Die Saison 2011/2012 soll den Clubs zusätzliche wirtschaftliche Chancen eröffnen. Die zweite Liga von Bad Schwartau bis Erlangen soll als Qualitätsbegriff eingeführt werden. Nach Meinung von Schober ist sie bereits jetzt einzigartig in Europa. "Die Marke zweite Liga - das ist etwas Besonderes. In Spanien oder Frankreich gibt es die nicht."
Bei der HBL glaubt man, dass Liga und Vereine vom neuen Aufbau profitieren. Schober spricht von einer besseren Verwertbarkeit, die sich auszahlen soll. "Die eingleisige Liga wird stärker als eigenständiges Produkt wahrgenommen werden - das macht sie wertvoller."
Die Teilnehmerzahl ist kleiner geworden, die Exklusivität größer. Salopp gesagt: In die zweite Liga kommt nicht mehr jeder einfach so rein, sie ist streng limitiert. Die HBL geht deswegen davon aus, dass der Marktwert der Vereine steigt. Und dass sie sich besser verkaufen können, sowohl bei ihren Sponsoren als auch bei den Fans. "Das wird nicht von jetzt auf gleich passieren", sagt Schober. Doch die neue Qualität der Liga "eröffnet zumindest die Möglichkeit".

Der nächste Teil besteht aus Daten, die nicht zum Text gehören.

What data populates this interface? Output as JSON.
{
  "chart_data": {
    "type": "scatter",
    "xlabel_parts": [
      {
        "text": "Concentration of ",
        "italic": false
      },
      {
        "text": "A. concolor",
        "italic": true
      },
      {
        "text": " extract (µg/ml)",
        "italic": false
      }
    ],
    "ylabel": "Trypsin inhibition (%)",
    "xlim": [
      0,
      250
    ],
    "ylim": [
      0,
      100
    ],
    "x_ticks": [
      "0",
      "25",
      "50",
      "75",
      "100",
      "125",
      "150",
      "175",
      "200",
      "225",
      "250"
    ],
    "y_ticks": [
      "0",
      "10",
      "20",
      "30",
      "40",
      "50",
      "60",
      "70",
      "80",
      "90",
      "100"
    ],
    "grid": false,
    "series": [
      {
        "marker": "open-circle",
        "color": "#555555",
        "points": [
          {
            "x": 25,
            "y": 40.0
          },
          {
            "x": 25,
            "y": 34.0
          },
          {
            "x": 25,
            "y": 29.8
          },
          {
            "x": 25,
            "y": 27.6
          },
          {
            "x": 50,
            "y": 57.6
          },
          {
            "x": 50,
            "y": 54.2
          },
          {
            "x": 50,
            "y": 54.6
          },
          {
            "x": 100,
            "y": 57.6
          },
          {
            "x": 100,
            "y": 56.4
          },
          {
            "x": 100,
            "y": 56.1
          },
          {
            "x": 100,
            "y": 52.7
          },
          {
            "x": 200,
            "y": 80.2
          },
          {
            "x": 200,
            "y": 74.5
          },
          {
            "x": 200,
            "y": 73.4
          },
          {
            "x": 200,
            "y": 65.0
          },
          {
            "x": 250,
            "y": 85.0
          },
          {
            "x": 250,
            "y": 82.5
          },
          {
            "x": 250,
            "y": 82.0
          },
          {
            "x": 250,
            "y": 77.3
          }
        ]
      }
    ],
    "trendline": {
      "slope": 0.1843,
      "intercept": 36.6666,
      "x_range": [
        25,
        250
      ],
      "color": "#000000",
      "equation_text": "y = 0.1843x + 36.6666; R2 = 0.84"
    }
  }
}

Bei der HG Saarlouis sind die Tickets bereits teurer geworden. Die Preisanhebung hätte in jedem Fall angestanden, sagt Richard Jungmann, Vorsitzender der Handballgemeinschaft. Aber der Reiz der neuen zweiten Liga kam den Clubverantwortlichen entgegen. "So fiel es uns leichter. Wir hatten für die Erhöhung einen guten Grund."
Empor, Tusem, GWD - große Namen im Unterhaus
Das Publikum in Saarlouis findet Gefallen an den neuen Gegnern und nicht zuletzt an den großen Namen im Teilnehmerfeld. Mit Rostock, Essen und Nordhorn werden drei ehemalige Europapokalsieger in der 40.000-Einwohner-Stadt auftauchen. Empor, Tusem, GWD - das klingt gut in den Ohren des Publikums. "Die Neugier ist groß", sagt Jungmann. Und mit Top-Favorit Minden kommt ein Gründungsmitglied der Bundesliga, das mit 2,4 Millionen Euro den wahrscheinlich höchsten Etat der Liga hat und als Top-Favorit in die Spielzeit geht.
Nicht nur die Vereine, auch die HBL legt sich ins Zeug. Sie arbeitet daran, für die Liga frische Geldquellen zu erschließen. Man dürfe aber nicht erwarten, "dass wir über Nacht einen Namenssponsor für die zweite Liga finden", sagt Schober. Dass die Liga in der kommenden Saison nicht nur wirtschaftlich, sondern auch sportlich die Lücke zur höheren Spielklasse verringert, liegt auf der Hand. Beim TV Bittenfeld, dem sportlich eine gute Rolle zugetraut wird, freut man sich deswegen "auf jedes einzelne Spiel", so Trainer Schweikardt. Er glaubt, dass der Abstand zum unteren Drittel der ersten Liga deutlich kleiner wird. "Es kann ja nicht sein, dass die Aufsteiger jedes Mal sofort wieder absteigen. Dem Handball wird diese zweite Liga gut tun."